« Une police du vêtement » : la Fédération française de football critiquée pour sa lutte contre le port de collants et casques au nom de la « laïcité »
« Mais foutez la paix aux gens... pas un jour dans ce pays, sans une insulte pour les Français musulmans. Cela devient vraiment irrespirable. » C’est ainsi qu’Aurélien Taché, député du Val-d’Oise, trésorier et chef de file du groupe écologiste à la commission des Affaires étrangères, commente un courrier de la Fédération française de football (FFF) visant à rendre plus strict le port de certains équipements sportifs soupçonnés par l’instance dirigeante d’être utilisés de manière à « détourner le principe de neutralité [religieuse] ».
Daté du 27 février, le courrier, qui a fait surface cette semaine dans les médias, est signé par Vincent Nolorgues, le président de la Ligue de football amateur, qui s’adresse à tous les responsables de clubs afin de rappeler que le port de certains équipements comme les casques ou les collants ne peuvent être portés qu’après une autorisation médicale délivrée par la Commission médicale de la FFF après une étude approfondie de chaque cas.
L’objectif de ce contrôle strict est, selon le courrier, d’éviter tout « détournement du principe de neutralité, sous prétexte médical ».
Selon Le Parisien, la FFF « craint que ces objets soient détournés pour en faire des signes liés à l’islam ». Dans le premier cas, écrit le journal, « ceux-ci peuvent servir à dissimuler un voile, dont l’interdiction du port par la FFF a été validée par le Conseil d’État en juin 2023. Dans le second cas, car les collants permettent de dissimuler les cuisses et les genoux, comme recommandés par les tenants d’un islam rigoriste ».

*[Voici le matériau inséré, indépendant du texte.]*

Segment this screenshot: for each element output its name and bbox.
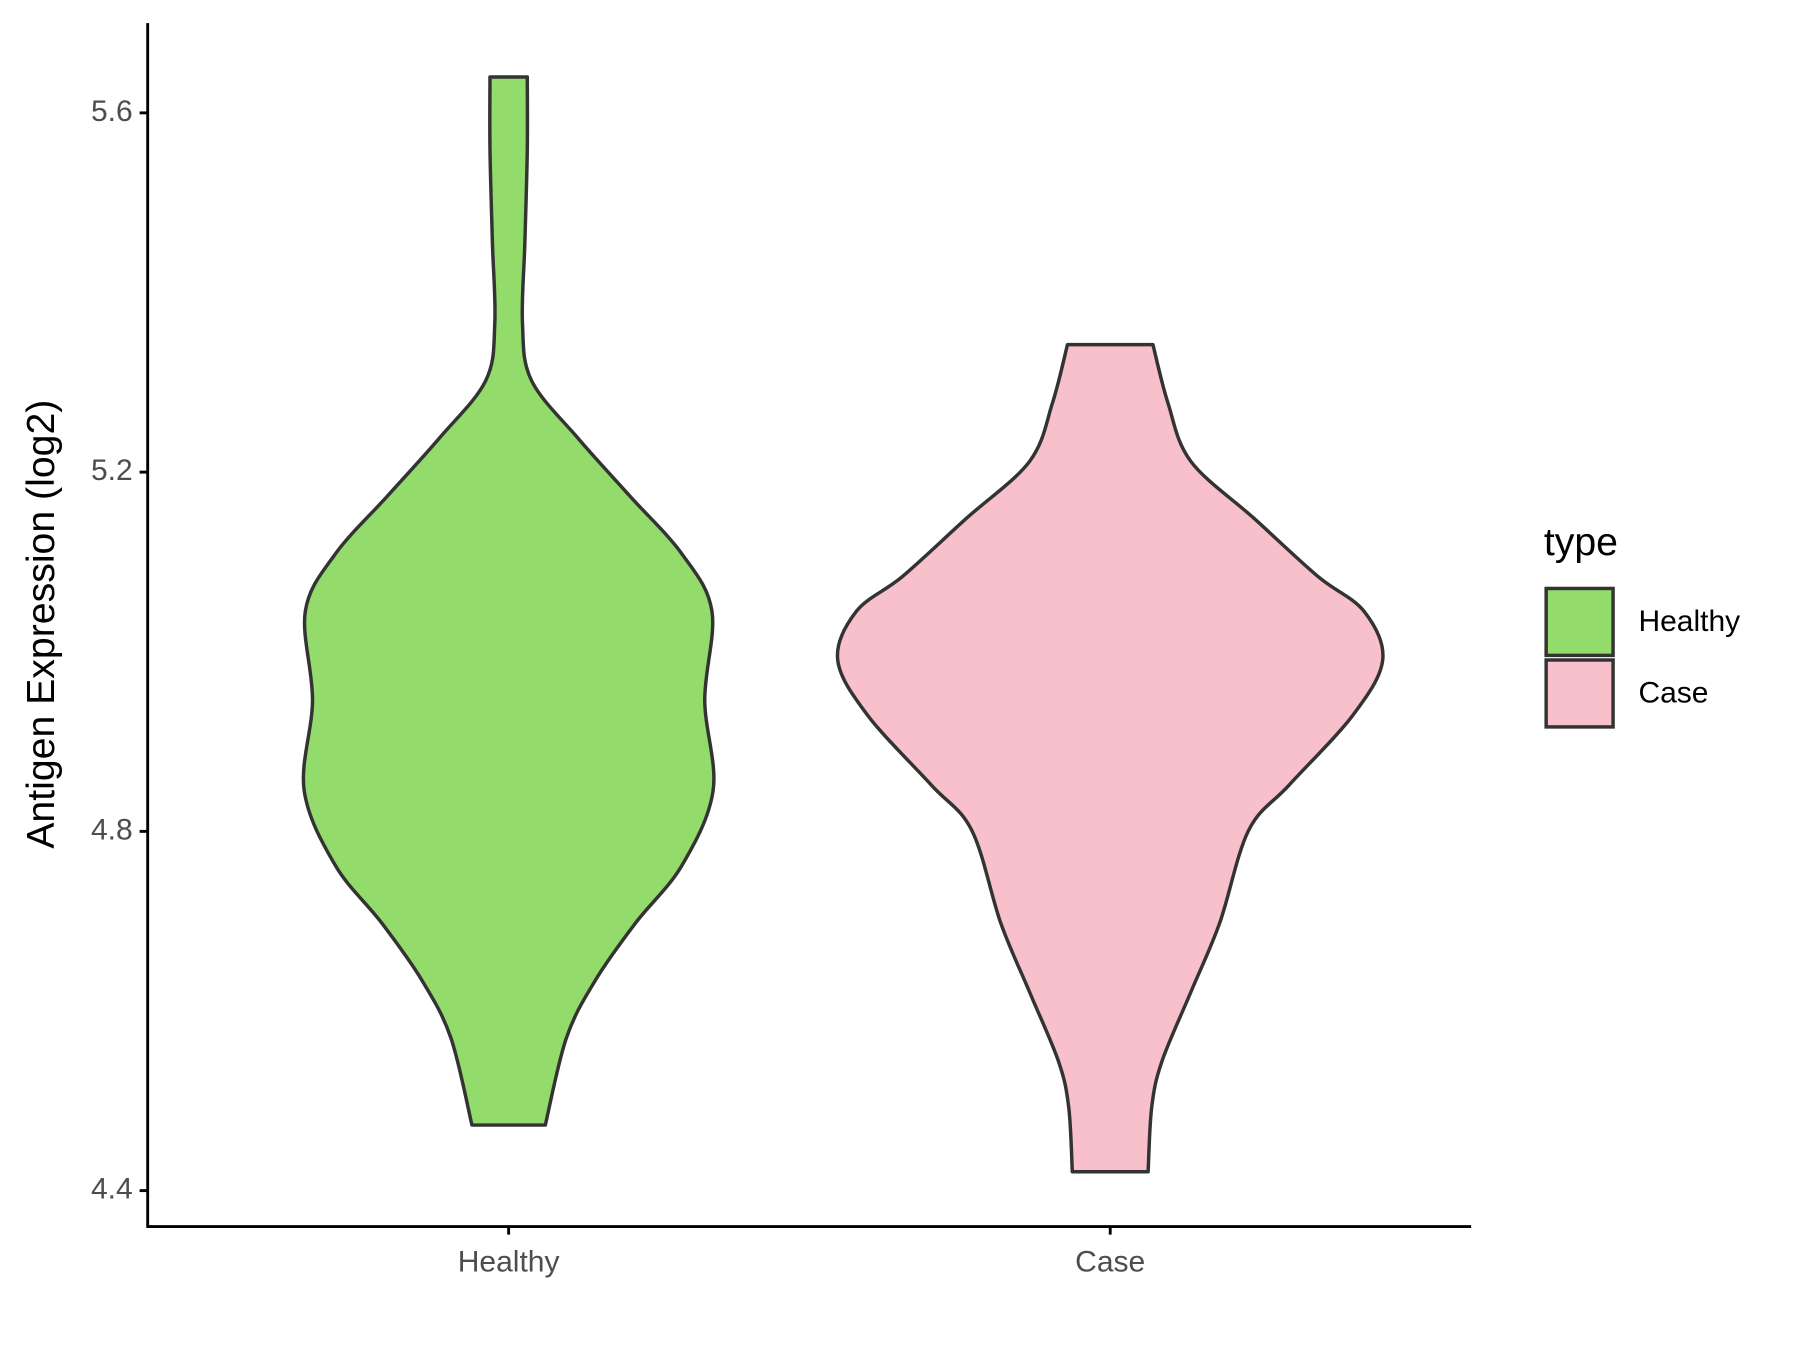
y-tick-label: 5.2 — [91, 454, 133, 487]
y-tick-label: 4.8 — [91, 813, 133, 846]
y-axis-title: Antigen Expression (log2) — [19, 400, 63, 849]
violin — [301, 75, 716, 1127]
y-tick-label: 4.4 — [91, 1173, 133, 1206]
violin — [835, 342, 1385, 1174]
x-tick-label: Case — [1075, 1245, 1145, 1278]
legend-label: Healthy — [1638, 605, 1740, 638]
y-tick-label: 5.6 — [91, 95, 133, 128]
legend-title: type — [1544, 520, 1618, 564]
x-tick-label: Healthy — [458, 1245, 560, 1278]
legend-key — [1544, 586, 1615, 658]
legend-label: Case — [1638, 677, 1708, 710]
legend-key — [1544, 658, 1615, 729]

Vincent Nolorgues précise que même avec un certificat médical, le joueur ou la joueuse en question ne sera pas autorisé(e) à jouer sans l’aval de la Commission médicale de la FFF, et que même si cette dernière venait à autoriser ces équipements, ils « ne sauraient être portés avec des signes ostensibles, visibles d’appartenance, tels qu’interdits par nos statuts ».
En cas contraire, le joueur ou la joueuse s’expose à des sanctions, souligne la lettre : « Le refus d’ôter ou de cacher la tenue ou le signe ostensibles doit conduire à une application stricte de la règle : non-participation à la rencontre de la personne concernée, et en cas de refus de se retirer, le match ne peut se jouer ».
Selon RMC Sports, qui a rapporté l’information, il s’agirait là d’une « réponse à de multiples signalements d’arbitres amateurs survenus un peu partout en France en fin d’année 2023 sur des matchs masculins comme féminins. Des jeunes arbitres étaient confrontés à des tenues qui ne respectaient pas les règlements de la FFF. Cela concernait notamment le phénomène de plus en plus régulier du port de collant noir sous le short chez les hommes ».
Pour certains, après l’interdiction du voile islamique, de la pratique du jeûne du Ramadan pendant les matches ou des pauses de réhydratation durant le mois sacré de l’islam, il s’agit d’un acharnement de la Fédération française de football contre les sportifs de confession musulmane.
« La police du vêtement... La FFF toujours plus loin dans le ridicule. La laïcité, ce n’est pas ça », a notamment twitté un commentateur.
« La police du vêtement, encore et encore. Pas un jour sans que les musulmans ne fassent l’objet d’insultes ou de harcèlement islamophobe. Fatigue », a surenchéri Jérôme Payen, ancien chef de cabinet du maire de la ville de Lyon.
Le Collectif contre l’islamophobie en Europe a également réagi, demandant quand allait « s’arrêter l’obsession de la FFF sur le contrôle des joueurs musulmans ou supposés comme tels ».
Pour la journaliste française Nassira El Moaddem, rédactrice en chef du Bondy Blog et présentatrice d’« Arrêt sur images », ce courrier de la FFF montre que la France est un « pays de racistes dégénérés. Il n’y a pas d’autres mots. La honte ».
Sa réaction a suscité la colère de personnalités médiatiques et politiques d’extrême droite, à l’instar du député Rassemblement national (RN) Julien Odoul, qui a demandé la suspension de la journaliste, ou encore de l’avocat franco-israélien Gilles-William Goldnadel, qui l’a qualifiée de « raciste ».
La rédaction d’« Arrêt sur images » a publié un communiqué pour soutenir Nassira El Moaddem, dénonçant le « harcèlement raciste […] d’une rare violence » dont elle faisait l’objet depuis cette publication.